I have a data frame with multiple columns (I get it from pytesseract.image_to_data(img_pl,lang="eng", output_type='data.frame', config='--psm 11')
[used psm 11 or 12, same result] and taking only the important columns from it), lets look on the following columns:
# This is the data I get from the above command,
# I added it like that so you will be able to copy and test it
data = {'left': [154, 154, 200, 154, 201, 199],
'top': [0, 3, 3, 7, 8, 12],
'width': [576, 168, 162, 168, 155, 157],
'height': [89, 10, 10, 10, 10, 10],
'text': ['text1', 'text2', 'text3', 'text4', 'text5', 'text6']}
output_test_min_agg = pd.DataFrame(data)
# Output:
+----+---+-----+------+-------+
|left|top|width|height| text|
+----+---+-----+------+-------+
| 154| 0| 576| 89| text1|
| 154| 3| 168| 10| text2|
| 200| 3| 162| 10| text3|
| 154| 7| 168| 10| text4|
| 201| 8| 155| 10| text5|
| 199| 12| 157| 10| text6|
+----+---+-----+------+-------+
Notice that some of the coordinates are off by few pixels (from what I saw its maximum 3-5 pixels off) that is why the width can also be taken to account (for example the left of "abc" and "abcdef" will be different but with the width we can see that it reaches to the same size
Excepted result will be as below:
+-----+-------+-------+
|index| col 01| col 02|
+-----+-------+-------+
| 0| text1| |
| 1| text2| text3|
| 2| text4| text5|
| 3| | text6|
+-----+-------+-------+
The best result I get is from this:
output_test_min_agg=output_test_min.sort_values('top', ascending=True)

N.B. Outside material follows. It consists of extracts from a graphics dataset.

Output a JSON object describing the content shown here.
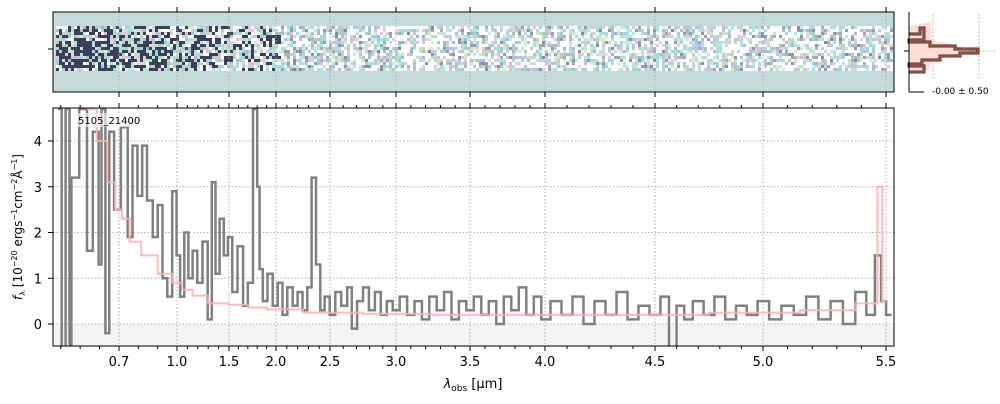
{
  "chart_data": [
    {
      "type": "image",
      "title": "",
      "description_label": "2D spectrum",
      "colors": {
        "background": "#c4dbd9",
        "dark": "#1a1a2e"
      }
    },
    {
      "type": "histogram",
      "annotation": "-0.00 ± 0.50",
      "colors": {
        "outline": "#3a2a26",
        "inner": "#e0705a",
        "fill": "#ffd6cc"
      }
    },
    {
      "type": "line",
      "label": "5105_21400",
      "xlabel": "λobs [μm]",
      "xlabel_parts": {
        "sym": "λ",
        "sub": "obs",
        "unit": " [μm]"
      },
      "ylabel_parts": {
        "f": "f",
        "sub": "λ",
        "rest": " [10",
        "e1": "−20",
        "mid": " ergs",
        "e2": "−1",
        "mid2": "cm",
        "e3": "−2",
        "mid3": "Å",
        "e4": "−1",
        "end": "]"
      },
      "xlim": [
        0.36,
        5.53
      ],
      "ylim": [
        -0.5,
        4.7
      ],
      "xticks": [
        0.7,
        1.0,
        1.5,
        2.0,
        2.5,
        3.0,
        3.5,
        4.0,
        4.5,
        5.0,
        5.5
      ],
      "xtick_labels": [
        "0.7",
        "1.0",
        "1.5",
        "2.0",
        "2.5",
        "3.0",
        "3.5",
        "4.0",
        "4.5",
        "5.0",
        "5.5"
      ],
      "yticks": [
        0,
        1,
        2,
        3,
        4
      ],
      "ytick_labels": [
        "0",
        "1",
        "2",
        "3",
        "4"
      ],
      "grid": true,
      "colors": {
        "data": "#808080",
        "model": "#ffb0b0",
        "zero_band": "#f4f4f4"
      },
      "series": [
        {
          "name": "data",
          "x": [
            0.4,
            0.41,
            0.44,
            0.45,
            0.46,
            0.53,
            0.54,
            0.59,
            0.6,
            0.62,
            0.64,
            0.66,
            0.69,
            0.73,
            0.76,
            0.78,
            0.81,
            0.83,
            0.86,
            0.89,
            0.91,
            0.94,
            0.96,
            0.99,
            1.01,
            1.05,
            1.09,
            1.13,
            1.17,
            1.22,
            1.27,
            1.32,
            1.35,
            1.39,
            1.43,
            1.47,
            1.51,
            1.56,
            1.62,
            1.68,
            1.72,
            1.79,
            1.81,
            1.84,
            1.88,
            1.94,
            1.99,
            2.04,
            2.08,
            2.13,
            2.18,
            2.22,
            2.27,
            2.31,
            2.35,
            2.39,
            2.43,
            2.47,
            2.52,
            2.56,
            2.61,
            2.65,
            2.68,
            2.73,
            2.77,
            2.82,
            2.86,
            2.91,
            2.95,
            3.0,
            3.05,
            3.1,
            3.15,
            3.2,
            3.25,
            3.3,
            3.35,
            3.4,
            3.45,
            3.5,
            3.55,
            3.6,
            3.65,
            3.7,
            3.75,
            3.8,
            3.85,
            3.9,
            3.95,
            4.0,
            4.05,
            4.1,
            4.15,
            4.2,
            4.25,
            4.3,
            4.35,
            4.4,
            4.45,
            4.5,
            4.55,
            4.58,
            4.62,
            4.65,
            4.7,
            4.75,
            4.8,
            4.85,
            4.9,
            4.95,
            5.0,
            5.05,
            5.1,
            5.15,
            5.2,
            5.25,
            5.3,
            5.35,
            5.4,
            5.44,
            5.47,
            5.49,
            5.51
          ],
          "y": [
            4.7,
            -0.5,
            4.7,
            -0.5,
            3.2,
            4.7,
            1.6,
            4.2,
            1.3,
            4.7,
            -0.2,
            4.2,
            2.5,
            4.3,
            1.9,
            3.9,
            2.8,
            3.9,
            2.7,
            1.9,
            2.6,
            1.0,
            0.6,
            2.9,
            1.5,
            0.6,
            2.0,
            1.0,
            1.6,
            0.9,
            1.8,
            0.1,
            3.1,
            1.1,
            2.3,
            1.5,
            1.9,
            0.7,
            1.7,
            0.4,
            0.9,
            4.7,
            3.0,
            1.2,
            0.5,
            1.1,
            0.4,
            0.9,
            0.2,
            0.8,
            0.4,
            0.7,
            0.3,
            0.8,
            3.2,
            1.3,
            0.3,
            0.6,
            0.2,
            0.7,
            0.4,
            0.8,
            -0.1,
            0.5,
            0.8,
            0.3,
            0.7,
            0.2,
            0.5,
            0.3,
            0.6,
            0.2,
            0.5,
            0.1,
            0.6,
            0.3,
            0.7,
            0.1,
            0.5,
            0.3,
            0.6,
            0.2,
            0.5,
            0.0,
            0.6,
            0.3,
            0.8,
            0.2,
            0.6,
            0.1,
            0.5,
            0.2,
            0.6,
            0.0,
            0.5,
            0.2,
            0.7,
            0.1,
            0.4,
            0.2,
            0.6,
            -0.5,
            0.4,
            0.1,
            0.5,
            0.2,
            0.6,
            0.1,
            0.4,
            0.2,
            0.5,
            0.1,
            0.4,
            0.2,
            0.6,
            0.1,
            0.5,
            0.0,
            0.7,
            0.2,
            1.5,
            0.5,
            0.2
          ]
        },
        {
          "name": "model",
          "x": [
            0.55,
            0.62,
            0.66,
            0.7,
            0.73,
            0.78,
            0.85,
            0.95,
            1.0,
            1.1,
            1.2,
            1.4,
            1.6,
            1.8,
            2.0,
            2.5,
            3.0,
            3.5,
            4.0,
            4.5,
            5.0,
            5.3,
            5.45,
            5.48,
            5.49
          ],
          "y": [
            4.7,
            4.0,
            3.1,
            2.5,
            2.3,
            1.8,
            1.5,
            1.1,
            0.9,
            0.75,
            0.62,
            0.45,
            0.42,
            0.36,
            0.32,
            0.25,
            0.22,
            0.2,
            0.2,
            0.2,
            0.25,
            0.3,
            0.45,
            3.0,
            0.5
          ]
        }
      ]
    }
  ]
}
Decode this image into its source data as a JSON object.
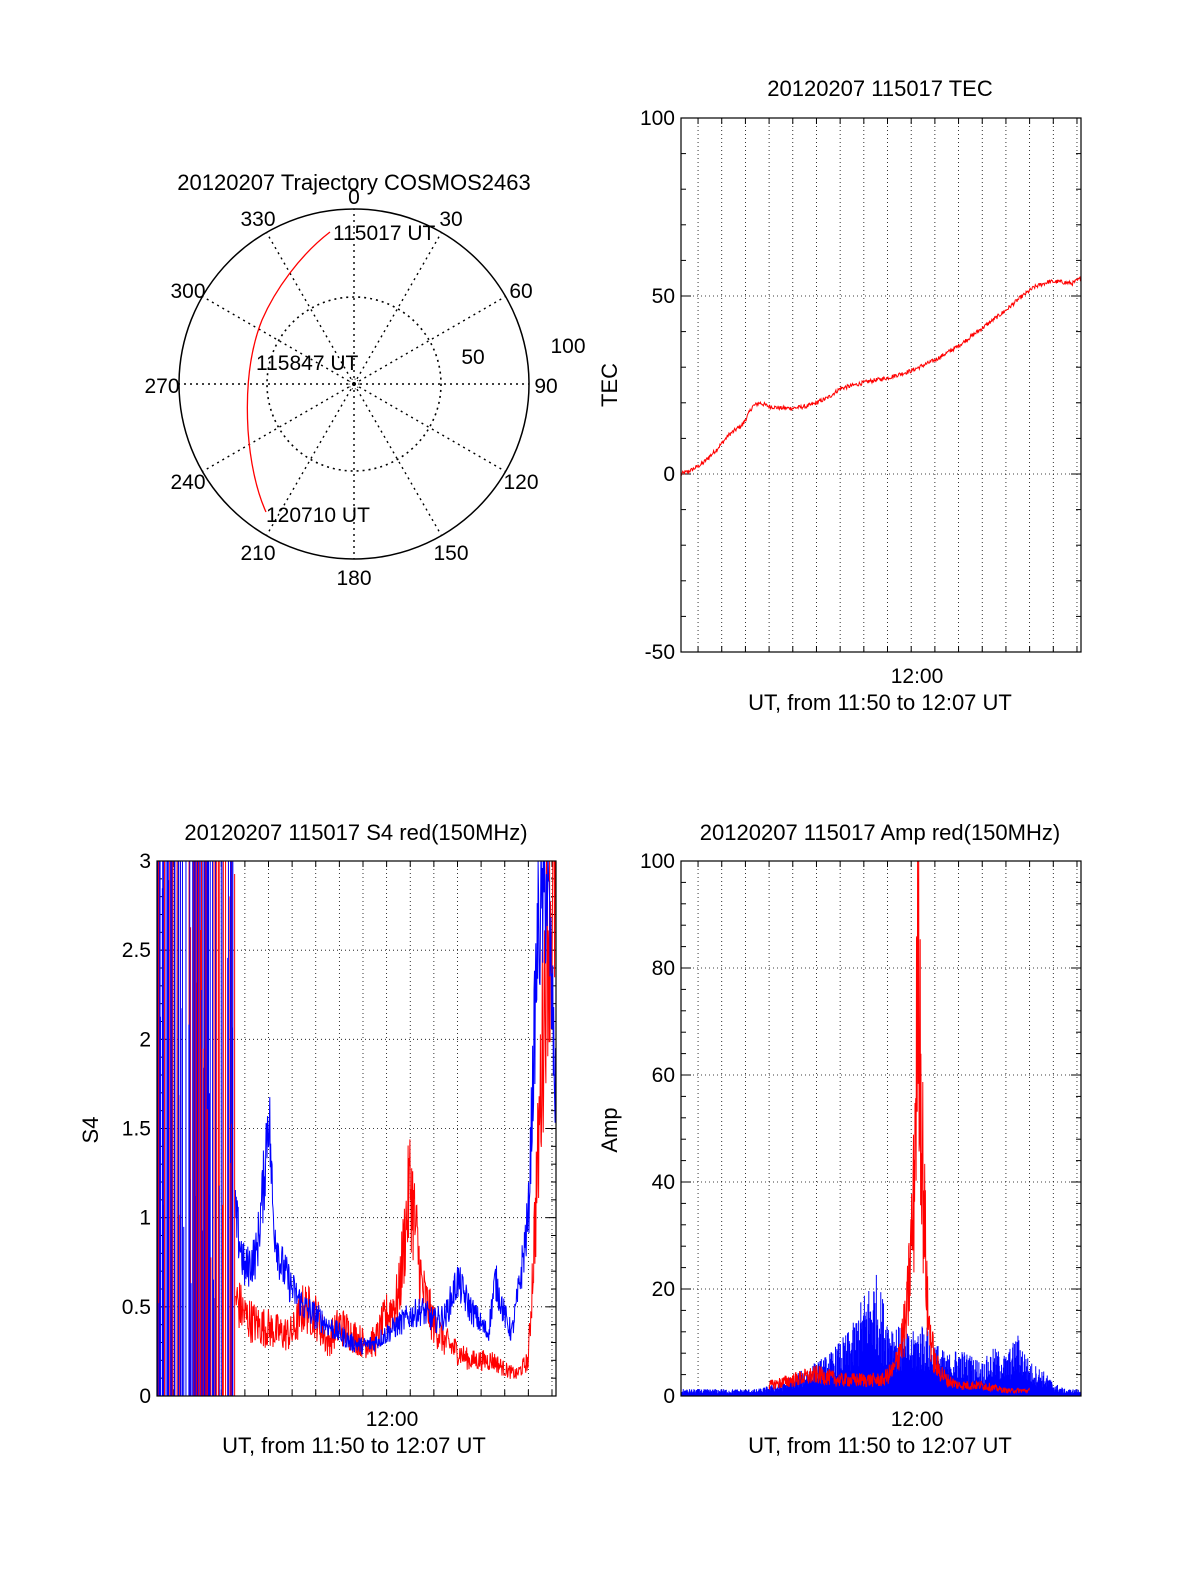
{
  "colors": {
    "red": "#ff0000",
    "blue": "#0000ff",
    "axis": "#000000",
    "grid": "#000000"
  },
  "polar": {
    "title": "20120207 Trajectory COSMOS2463",
    "angle_labels": [
      "0",
      "30",
      "60",
      "90",
      "120",
      "150",
      "180",
      "210",
      "240",
      "270",
      "300",
      "330"
    ],
    "radius_labels": [
      "100",
      "50"
    ],
    "annotations": [
      "115017 UT",
      "115847 UT",
      "120710 UT"
    ]
  },
  "chart_data": [
    {
      "type": "line",
      "title": "20120207 115017 TEC",
      "xlabel": "UT, from 11:50 to 12:07 UT",
      "ylabel": "TEC",
      "xlim": [
        710.28,
        727.17
      ],
      "ylim": [
        -50,
        100
      ],
      "x_tick_labels": [
        {
          "x": 720,
          "label": "12:00"
        }
      ],
      "y_ticks": [
        -50,
        0,
        50,
        100
      ],
      "grid": true,
      "series": [
        {
          "color": "#ff0000",
          "x": [
            710.28,
            710.7,
            711.2,
            711.8,
            712.3,
            712.9,
            713.3,
            713.6,
            714.0,
            714.5,
            715.0,
            715.6,
            716.0,
            716.5,
            717.0,
            717.6,
            718.2,
            719.0,
            720.0,
            721.0,
            722.0,
            723.0,
            724.0,
            724.6,
            725.2,
            725.8,
            726.3,
            726.8,
            727.17
          ],
          "y": [
            0,
            1,
            3,
            7,
            11,
            14,
            19,
            20,
            19,
            18.5,
            18.5,
            19,
            20,
            21.5,
            24,
            25,
            26,
            27,
            29,
            32,
            36,
            41,
            46,
            49.5,
            52.5,
            54,
            54,
            53.5,
            55
          ]
        }
      ]
    },
    {
      "type": "line",
      "title": "20120207 115017 S4 red(150MHz)",
      "xlabel": "UT, from 11:50 to 12:07 UT",
      "ylabel": "S4",
      "xlim": [
        710.28,
        727.17
      ],
      "ylim": [
        0,
        3
      ],
      "x_tick_labels": [
        {
          "x": 720,
          "label": "12:00"
        }
      ],
      "y_ticks": [
        0,
        0.5,
        1,
        1.5,
        2,
        2.5,
        3
      ],
      "y_tick_labels": [
        "0",
        "0.5",
        "1",
        "1.5",
        "2",
        "2.5",
        "3"
      ],
      "grid": true,
      "series": [
        {
          "color": "#0000ff",
          "x": [
            713.6,
            714.0,
            714.5,
            714.8,
            715.0,
            715.2,
            715.5,
            716.0,
            716.5,
            717.0,
            717.5,
            718.0,
            718.5,
            719.0,
            719.5,
            720.0,
            720.5,
            721.0,
            721.5,
            722.0,
            722.5,
            723.0,
            723.5,
            724.0,
            724.3,
            724.6,
            725.0,
            725.3,
            725.6,
            726.0,
            726.4,
            726.8,
            727.17
          ],
          "y": [
            1.0,
            0.7,
            0.8,
            1.2,
            1.65,
            1.0,
            0.75,
            0.6,
            0.5,
            0.45,
            0.4,
            0.35,
            0.3,
            0.28,
            0.3,
            0.35,
            0.4,
            0.45,
            0.48,
            0.42,
            0.45,
            0.65,
            0.5,
            0.4,
            0.35,
            0.65,
            0.45,
            0.35,
            0.6,
            1.0,
            2.6,
            2.9,
            1.6
          ]
        },
        {
          "color": "#ff0000",
          "x": [
            713.6,
            714.0,
            714.5,
            715.0,
            715.5,
            716.0,
            716.5,
            717.0,
            717.5,
            718.0,
            718.5,
            719.0,
            719.5,
            720.0,
            720.5,
            721.0,
            721.5,
            722.0,
            722.5,
            723.0,
            723.5,
            724.0,
            724.5,
            725.0,
            725.5,
            726.0,
            726.4,
            726.8,
            727.17
          ],
          "y": [
            0.55,
            0.45,
            0.4,
            0.38,
            0.35,
            0.35,
            0.5,
            0.45,
            0.3,
            0.4,
            0.35,
            0.3,
            0.3,
            0.45,
            0.55,
            1.2,
            0.6,
            0.4,
            0.3,
            0.25,
            0.2,
            0.2,
            0.2,
            0.15,
            0.12,
            0.2,
            1.3,
            2.7,
            2.9
          ]
        }
      ]
    },
    {
      "type": "line",
      "title": "20120207 115017 Amp red(150MHz)",
      "xlabel": "UT, from 11:50 to 12:07 UT",
      "ylabel": "Amp",
      "xlim": [
        710.28,
        727.17
      ],
      "ylim": [
        0,
        100
      ],
      "x_tick_labels": [
        {
          "x": 720,
          "label": "12:00"
        }
      ],
      "y_ticks": [
        0,
        20,
        40,
        60,
        80,
        100
      ],
      "grid": true,
      "series": [
        {
          "color": "#0000ff",
          "x": [
            710.3,
            711.5,
            712.5,
            713.5,
            714.5,
            715.5,
            716.5,
            717.5,
            718.0,
            718.5,
            719.0,
            719.5,
            720.0,
            720.5,
            721.0,
            721.5,
            722.0,
            722.5,
            723.0,
            723.5,
            724.0,
            724.5,
            725.0,
            725.5,
            726.0,
            726.5,
            727.17
          ],
          "y": [
            1,
            1,
            1,
            1,
            2,
            4,
            6,
            10,
            15,
            18,
            12,
            10,
            9,
            11,
            8,
            6,
            7,
            6,
            5,
            7,
            6,
            9,
            5,
            4,
            2,
            1,
            1
          ]
        },
        {
          "color": "#ff0000",
          "x": [
            714.0,
            715.0,
            716.0,
            717.0,
            718.0,
            718.8,
            719.3,
            719.8,
            720.1,
            720.3,
            720.5,
            720.7,
            721.0,
            721.5,
            722.0,
            723.0,
            724.0,
            725.0
          ],
          "y": [
            2,
            3,
            4,
            3,
            3,
            3,
            5,
            14,
            35,
            85,
            40,
            15,
            6,
            3,
            2,
            2,
            1,
            1
          ]
        }
      ]
    }
  ]
}
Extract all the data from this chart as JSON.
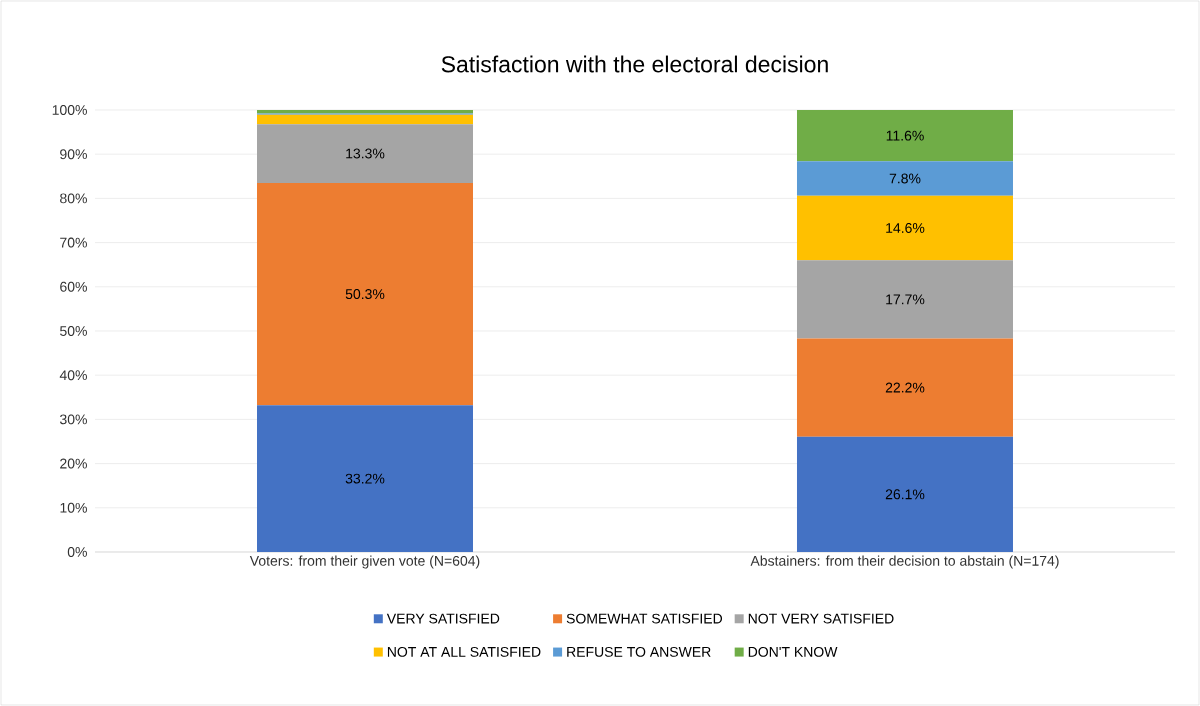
{
  "chart_data": {
    "type": "bar",
    "stacked": true,
    "title": "Satisfaction with the electoral decision",
    "categories": [
      "Voters: from their given vote (N=604)",
      "Abstainers: from their decision to abstain (N=174)"
    ],
    "series": [
      {
        "name": "VERY SATISFIED",
        "color": "#4472c4",
        "values": [
          33.2,
          26.1
        ],
        "value_labels": [
          "33.2%",
          "26.1%"
        ]
      },
      {
        "name": "SOMEWHAT SATISFIED",
        "color": "#ed7d31",
        "values": [
          50.3,
          22.2
        ],
        "value_labels": [
          "50.3%",
          "22.2%"
        ]
      },
      {
        "name": "NOT VERY SATISFIED",
        "color": "#a5a5a5",
        "values": [
          13.3,
          17.7
        ],
        "value_labels": [
          "13.3%",
          "17.7%"
        ]
      },
      {
        "name": "NOT AT ALL SATISFIED",
        "color": "#ffc000",
        "values": [
          2.1,
          14.6
        ],
        "value_labels": [
          null,
          "14.6%"
        ]
      },
      {
        "name": "REFUSE TO ANSWER",
        "color": "#5b9bd5",
        "values": [
          0.3,
          7.8
        ],
        "value_labels": [
          null,
          "7.8%"
        ]
      },
      {
        "name": "DON'T KNOW",
        "color": "#70ad47",
        "values": [
          0.8,
          11.6
        ],
        "value_labels": [
          null,
          "11.6%"
        ]
      }
    ],
    "ylim": [
      0,
      100
    ],
    "yticks": [
      {
        "value": 0,
        "label": "0%"
      },
      {
        "value": 10,
        "label": "10%"
      },
      {
        "value": 20,
        "label": "20%"
      },
      {
        "value": 30,
        "label": "30%"
      },
      {
        "value": 40,
        "label": "40%"
      },
      {
        "value": 50,
        "label": "50%"
      },
      {
        "value": 60,
        "label": "60%"
      },
      {
        "value": 70,
        "label": "70%"
      },
      {
        "value": 80,
        "label": "80%"
      },
      {
        "value": 90,
        "label": "90%"
      },
      {
        "value": 100,
        "label": "100%"
      }
    ],
    "grid": "y",
    "legend": "bottom"
  }
}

output_test_min_agg = output_test_min_agg.groupby(['top', 'left'], sort=False)['text'].sum().unstack('left')
output_test_min_agg.reindex(sorted(output_test_min_agg.columns), axis=1).dropna(how='all')
But it's still not good because if the top
or left
have even 1 pixel difference it will create a whole new column and row for them
How can I accomplish such a task?